(Re)grounding Pike Hill
Summer 2025 | Student Architecture Residency at Birdseye

This proposal is a space for (re)grounding. Growth and
change are embraced as points of departure, and practices of maintenance and
care are ingrained in day-to-day living. New forms of interspecies
entanglement are fostered while also facilitating relationships with mindful
boundaries and restraints. Life across all species carries equal
importance.
Pike Hill Copper Mine is a site where much of its life has
been destroyed. This project remediates the land and brings it back through an
intentionally entangled approach. Rather than typical passive rehabilitation
interventions of capping mine waste and leaving it untouched, tailings are
treated and repurposed as building materials. Mines are not only protected as
bat habitats, but are supported ecologically through the rehabilitation of
their surrounding ecologies.
Plants, animals, and humans are both collaborators
and clients as they work together toward a collective regrounding.
Pike Hill Copper Mine Site
Remediated Mine Tailings as Construction Material

Waste rock and mine tailings react with water, contaminating the surrounding water network and depleting fish and benthic organisms beyond 1.5 miles around the site.

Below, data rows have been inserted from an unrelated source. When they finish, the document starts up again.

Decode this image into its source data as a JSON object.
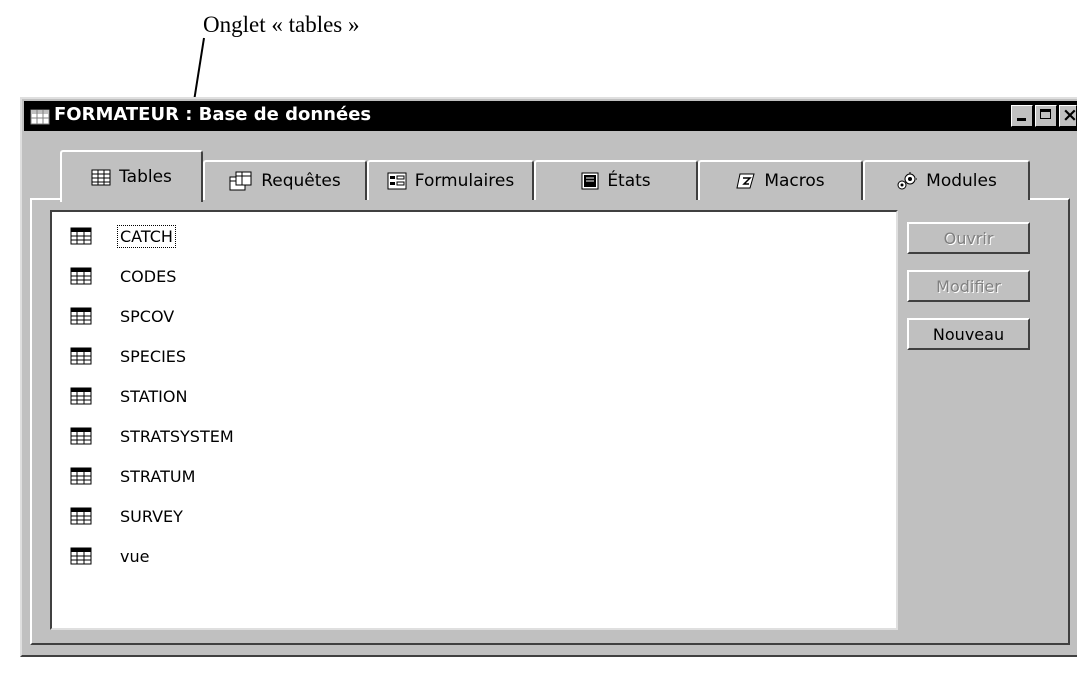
{
  "annotation": {
    "text": "Onglet « tables »"
  },
  "window": {
    "title": "FORMATEUR : Base de données",
    "controls": [
      "minimize",
      "maximize",
      "close"
    ]
  },
  "tabs": [
    {
      "label": "Tables",
      "icon": "table-icon",
      "active": true
    },
    {
      "label": "Requêtes",
      "icon": "query-icon",
      "active": false
    },
    {
      "label": "Formulaires",
      "icon": "form-icon",
      "active": false
    },
    {
      "label": "États",
      "icon": "report-icon",
      "active": false
    },
    {
      "label": "Macros",
      "icon": "macro-icon",
      "active": false
    },
    {
      "label": "Modules",
      "icon": "module-icon",
      "active": false
    }
  ],
  "tables": [
    {
      "name": "CATCH",
      "selected": true
    },
    {
      "name": "CODES"
    },
    {
      "name": "SPCOV"
    },
    {
      "name": "SPECIES"
    },
    {
      "name": "STATION"
    },
    {
      "name": "STRATSYSTEM"
    },
    {
      "name": "STRATUM"
    },
    {
      "name": "SURVEY"
    },
    {
      "name": "vue"
    }
  ],
  "buttons": {
    "open": {
      "label": "Ouvrir",
      "enabled": false
    },
    "modify": {
      "label": "Modifier",
      "enabled": false
    },
    "new": {
      "label": "Nouveau",
      "enabled": true
    }
  }
}
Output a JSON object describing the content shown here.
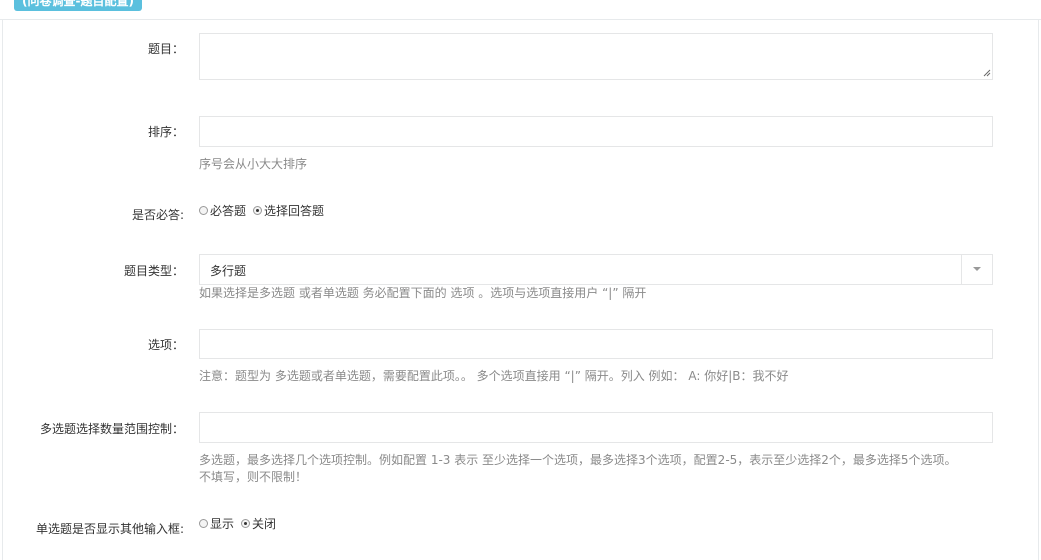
{
  "header": {
    "badge": "(问卷调查-题目配置)"
  },
  "form": {
    "title": {
      "label": "题目：",
      "value": ""
    },
    "sort": {
      "label": "排序：",
      "value": "",
      "help": "序号会从小大大排序"
    },
    "required": {
      "label": "是否必答:",
      "options": [
        {
          "label": "必答题",
          "checked": false
        },
        {
          "label": "选择回答题",
          "checked": true
        }
      ]
    },
    "type": {
      "label": "题目类型：",
      "selected": "多行题",
      "help": "如果选择是多选题 或者单选题 务必配置下面的 选项 。选项与选项直接用户  “|”  隔开"
    },
    "options": {
      "label": "选项：",
      "value": "",
      "help": "注意：题型为 多选题或者单选题，需要配置此项。。 多个选项直接用 “|” 隔开。列入 例如： A: 你好|B：我不好"
    },
    "range": {
      "label": "多选题选择数量范围控制：",
      "value": "",
      "help_line1": "多选题，最多选择几个选项控制。例如配置 1-3 表示 至少选择一个选项，最多选择3个选项，配置2-5，表示至少选择2个，最多选择5个选项。",
      "help_line2": "不填写，则不限制！"
    },
    "other_input": {
      "label": "单选题是否显示其他输入框:",
      "options": [
        {
          "label": "显示",
          "checked": false
        },
        {
          "label": "关闭",
          "checked": true
        }
      ]
    }
  }
}
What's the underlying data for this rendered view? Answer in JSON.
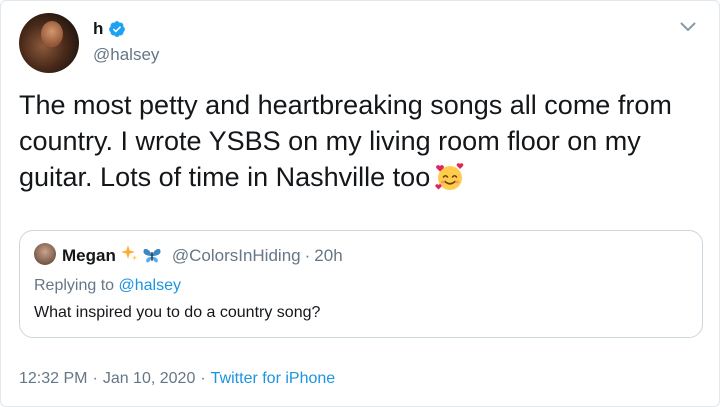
{
  "author": {
    "display_name": "h",
    "handle": "@halsey",
    "verified": true
  },
  "tweet": {
    "text": "The most petty and heartbreaking songs all come from country. I wrote YSBS on my living room floor on my guitar. Lots of time in Nashville too",
    "emoji": "smiling-face-with-hearts"
  },
  "quoted_tweet": {
    "display_name": "Megan",
    "name_emojis": [
      "sparkles",
      "butterfly"
    ],
    "handle": "@ColorsInHiding",
    "separator": "·",
    "time": "20h",
    "replying_prefix": "Replying to",
    "replying_handle": "@halsey",
    "text": "What inspired you to do a country song?"
  },
  "meta": {
    "time": "12:32 PM",
    "separator": "·",
    "date": "Jan 10, 2020",
    "source": "Twitter for iPhone"
  },
  "colors": {
    "link": "#1b95e0",
    "secondary_text": "#657786",
    "verified": "#1da1f2",
    "border": "#ccd6dd"
  }
}
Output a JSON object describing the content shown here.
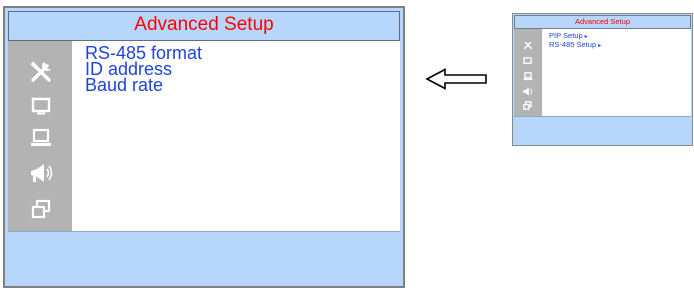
{
  "main_panel": {
    "title": "Advanced Setup",
    "menu_items": [
      "RS-485 format",
      "ID address",
      "Baud rate"
    ],
    "sidebar_icons": [
      "tools-icon",
      "monitor-icon",
      "laptop-icon",
      "speaker-icon",
      "windows-icon"
    ]
  },
  "arrow": {
    "icon": "left-arrow-icon"
  },
  "preview_panel": {
    "title": "Advanced Setup",
    "menu_items": [
      {
        "label": "PIP Setup",
        "caret": "▸"
      },
      {
        "label": "RS-485 Setup",
        "caret": "▸"
      }
    ],
    "sidebar_icons": [
      "tools-icon",
      "monitor-icon",
      "laptop-icon",
      "speaker-icon",
      "windows-icon"
    ]
  },
  "colors": {
    "title_text": "#ff0000",
    "menu_text": "#1f45d9",
    "panel_bg": "#b7d6fb",
    "sidebar_bg": "#b3b3b3",
    "content_bg": "#ffffff"
  }
}
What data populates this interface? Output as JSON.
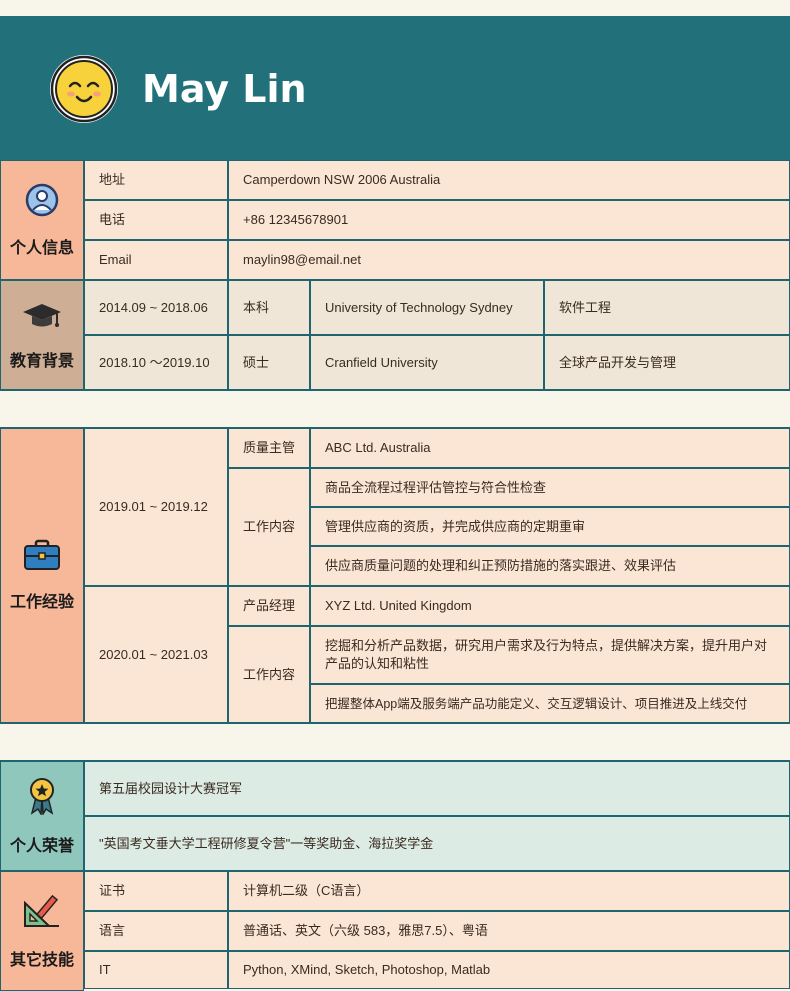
{
  "profile": {
    "name": "May Lin",
    "avatar_icon": "smiley-face-icon"
  },
  "personal": {
    "category": "个人信息",
    "icon": "user-icon",
    "rows": [
      {
        "label": "地址",
        "value": "Camperdown NSW 2006 Australia"
      },
      {
        "label": "电话",
        "value": "+86 12345678901"
      },
      {
        "label": "Email",
        "value": "maylin98@email.net"
      }
    ]
  },
  "education": {
    "category": "教育背景",
    "icon": "graduation-cap-icon",
    "rows": [
      {
        "period": "2014.09 ~ 2018.06",
        "degree": "本科",
        "school": "University of Technology Sydney",
        "major": "软件工程"
      },
      {
        "period": "2018.10 ～2019.10",
        "degree": "硕士",
        "school": "Cranfield University",
        "major": "全球产品开发与管理"
      }
    ]
  },
  "work": {
    "category": "工作经验",
    "icon": "briefcase-icon",
    "jobs": [
      {
        "period": "2019.01 ~ 2019.12",
        "title": "质量主管",
        "company": "ABC Ltd. Australia",
        "content_label": "工作内容",
        "duties": [
          "商品全流程过程评估管控与符合性检查",
          "管理供应商的资质，并完成供应商的定期重审",
          "供应商质量问题的处理和纠正预防措施的落实跟进、效果评估"
        ]
      },
      {
        "period": "2020.01 ~ 2021.03",
        "title": "产品经理",
        "company": "XYZ Ltd. United Kingdom",
        "content_label": "工作内容",
        "duties": [
          "挖掘和分析产品数据，研究用户需求及行为特点，提供解决方案，提升用户对产品的认知和粘性",
          "把握整体App端及服务端产品功能定义、交互逻辑设计、项目推进及上线交付"
        ]
      }
    ]
  },
  "honors": {
    "category": "个人荣誉",
    "icon": "medal-icon",
    "items": [
      "第五届校园设计大赛冠军",
      "\"英国考文垂大学工程研修夏令营\"一等奖助金、海拉奖学金"
    ]
  },
  "skills": {
    "category": "其它技能",
    "icon": "drawing-tools-icon",
    "rows": [
      {
        "label": "证书",
        "value": "计算机二级（C语言）"
      },
      {
        "label": "语言",
        "value": "普通话、英文（六级 583，雅思7.5）、粤语"
      },
      {
        "label": "IT",
        "value": "Python, XMind, Sketch, Photoshop, Matlab"
      }
    ]
  },
  "colors": {
    "header": "#22707a",
    "border": "#1f6570",
    "peach": "#fbe6d5",
    "peach_category": "#f6b898",
    "beige": "#efe6d8",
    "beige_category": "#cfae96",
    "mint": "#dcebe3",
    "mint_category": "#8fc7bd"
  }
}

This proposal remediates mine tailings and repurposes them as building material, while simultaneously implementing a rainwater collection and plant filtration system that returns greywater cleanly to the ground.






While Pike Hill is commonly referred to as an abandoned mine site, that is not necessarily the case. When humans left, bats moved in. This regrounding positions the endangered bats as co-clients and collaborators with the human inhabitants. Each element - HOUSE, CHAIR, TOOL, and GARDEN - responds accordingly.